Long before the mainstream media caught on to the topic of SWF selling of stocks, we warned a month ago that as a result of the collapse in oil, and assuming oil remains priced at roughly $31 per barrel, the world’s largest SWFs shown in the chart below…
… would be forced to liquidate at least $75 billion in equities and the lower the price of oil goes, the more selling there would be.
Subsequently, we showed both the equity sector and region allocation of SWF equity exposure, noting that financial stocks located in Western Europe are most exposed, something both DB and CS have found out the hard way.
We also warned (ironically, courtesy of a Deutsche Bank analysis) to stay away from European stocks with high EM government ownership such as these:
Yet while the wholesale equity selling by SWFs has become manifest just as predicted, in recent months something unexpected emerged when looking at other asset classes in which SWFs are involved, most notably Treasuries.

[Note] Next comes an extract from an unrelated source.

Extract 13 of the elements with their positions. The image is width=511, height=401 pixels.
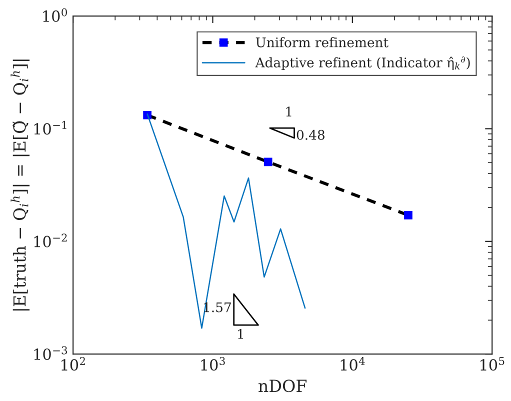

” Unexpected”, because US Treasury paper was one of the asset classes many expected would feel the brunt of SWF selling, perhaps much more so than equities. Quite the opposite has not happened.
As Stone McCarthy writes, based on TIC data for Asian oil exporters, those countries have been more aggressively selling risk assets than Treasury securities since oil prices began to slide in mid 2014. The chart below shows the cumulative net purchases of U.S. securities since July of 2013, about a year before oil prices began their descent, for the “oil-exporter” group.
From SMRA:
Since oil prices began falling, oil exporters have been cumulative buyers of $12.5 billion in Treasury securities. Until November, cumulative purchases of Treasuries were continuing to trend higher. During the same period, oil exporters have been net sellers of $19.9 billion in U.S. equities, and $10.0 billion of corporate and agency debt, with corporate bonds accounting for almost all of the sales.